Getting behind the headlines

May 23, 2005
Issue 

All the Troubles: Terrorism, War and the World After 9/11
By Simon Adams
Fremantle Arts Centre Press 2004
412 pages $24.95

REVIEW BY BARRY HEALY

"Weapons and technology may help win wars, but it is only ideas that have the power to truly change the world", writes Simon Adams in All the Troubles, which is a "background briefing", an introduction to the history behind many of the seemingly inexplicable global crises that dominate headlines.

Eminently readable, it unravels fact from official propaganda, distinguishing the historical roots of our reality. The book's sub-title highlights post-9/11 events but its sweep is much broader.

Adams is foundation dean of arts and associate professor of politics and history at Fremantle's Notre Dame University but he had some interesting experiences before academic life, experiences that inform his writing. For a start, he attended high school in the US and he lectured in that country immediately after the 9/11 terrorist attack, witnessing the sometimes corny attempts by the media to cope with the enormity of what had happened ("Even the beer commercials had gone all patriotic...").

More tellingly, he witnessed the harnessing of the honest confusion of ordinary Americans into a racist and jingoistic fever to strike back first at Afghanistan and then at Iraq. He explains that "it is worth remembering that today's 'evil doers' (as President Bush calls them) were yesterday's heroes". And he incisively exposes all of the Bush gang's lies and nonsense.

This book is a broad canvas. Adams not only analyses post-9/11 US power politics, but Australia's manoeuvrings in its direct imperialist patch (East Timor in particular) and glances at a wide range of other issues as well. Along the way he visits the impact of the Crusades in shaping Muslim responses to the West, the AIDS crisis in Africa, the collapse of Yugoslavia, and the history of the struggle in Northern Ireland.

The ambitious project works well because Adams not only brings a professional historian's rigour to his writing but also the deft stroke of a storyteller. These personal touches deepen the impact of the history and highlight the actuality of people's suffering.

The subtext is this — real responses are required.

This book, despite its quiet tone, issues a call to arms. Every one of the book's four major sections, each containing individual essays, is introduced with a personal overview.

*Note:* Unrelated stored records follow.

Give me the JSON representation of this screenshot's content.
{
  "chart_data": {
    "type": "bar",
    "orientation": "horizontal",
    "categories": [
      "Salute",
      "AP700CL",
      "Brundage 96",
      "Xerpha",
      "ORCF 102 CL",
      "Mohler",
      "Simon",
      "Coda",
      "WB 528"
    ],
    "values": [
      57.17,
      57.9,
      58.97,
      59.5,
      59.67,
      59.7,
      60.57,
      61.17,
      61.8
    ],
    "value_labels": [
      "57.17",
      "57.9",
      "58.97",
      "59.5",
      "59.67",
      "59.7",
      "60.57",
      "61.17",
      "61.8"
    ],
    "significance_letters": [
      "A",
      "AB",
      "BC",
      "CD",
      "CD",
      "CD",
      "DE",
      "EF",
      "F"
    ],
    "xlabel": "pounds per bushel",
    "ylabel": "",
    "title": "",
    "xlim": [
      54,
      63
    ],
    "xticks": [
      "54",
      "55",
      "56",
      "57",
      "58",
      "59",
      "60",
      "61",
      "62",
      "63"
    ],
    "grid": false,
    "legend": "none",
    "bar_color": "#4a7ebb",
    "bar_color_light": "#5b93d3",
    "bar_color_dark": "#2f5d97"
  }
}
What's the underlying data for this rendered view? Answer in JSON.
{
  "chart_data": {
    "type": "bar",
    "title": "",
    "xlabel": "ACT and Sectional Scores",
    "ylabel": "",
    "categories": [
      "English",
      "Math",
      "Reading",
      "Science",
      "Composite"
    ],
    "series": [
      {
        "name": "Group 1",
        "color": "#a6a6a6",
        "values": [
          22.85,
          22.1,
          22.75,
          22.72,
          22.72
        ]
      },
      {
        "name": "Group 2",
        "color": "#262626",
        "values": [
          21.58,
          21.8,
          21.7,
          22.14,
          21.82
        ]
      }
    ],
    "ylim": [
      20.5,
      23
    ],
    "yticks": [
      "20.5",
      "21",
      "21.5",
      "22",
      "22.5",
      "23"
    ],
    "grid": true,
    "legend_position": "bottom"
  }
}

Such events as Adams' aunt's assassination (in error) by the IRA weaves through his essay on the Northern Ireland peace process. Another relative, a Protestant in-law, was murdered by a Unionist paramilitary group for the crime of having married a Catholic.

Adams is clearly not dispassionate but neither is he unbalanced. He yearns for the peace process, such as it is, to succeed, but he remains dry-eyed. "[C]ommunication and dialogue are at an all-time low in North Belfast", he writes. In fact, "the painful crawl towards a better future in Northern Ireland has seen an increase in residential segregation, not a reduction".

His account of the Bush administration's fanatical anti-Castro campaign is suffused with memories of his own time in Cuba. After high school, Adams turned his hand to carpentry, becoming an apprentice and a member of the Building Workers Industrial Union. The BWIU funded him to participate in a work brigade in Cuba in the late '80s.

Not all readers are rapt in this book. The West Australian's Saturday book review section is edited by Rod Moran, a campaigning neo-conservative. Moran's previous claims to fame are that he was once a member of the Socialist Labour League before moving into the Spartacist League; he can smell a radical when he encounters one!

To smear All the Troubles, Moran assigned the review to an arch reactionary called John Coe. This "geopolitical activist handbook" which is "none-too-subtle" repulsed Coe. He looked down his nose to observe: "All the Troubles stems from the pen of an obviously humane man, committed to a cause and prepared to blur the distinction between academia and political activism."

Too right! Australia needs more historians of Adams' ilk — honest, forthright and humane. That All the Troubles causes neo-cons to choke on their wheaties is reason enough to read this book.

From Green Left Weekly, May 25, 2005.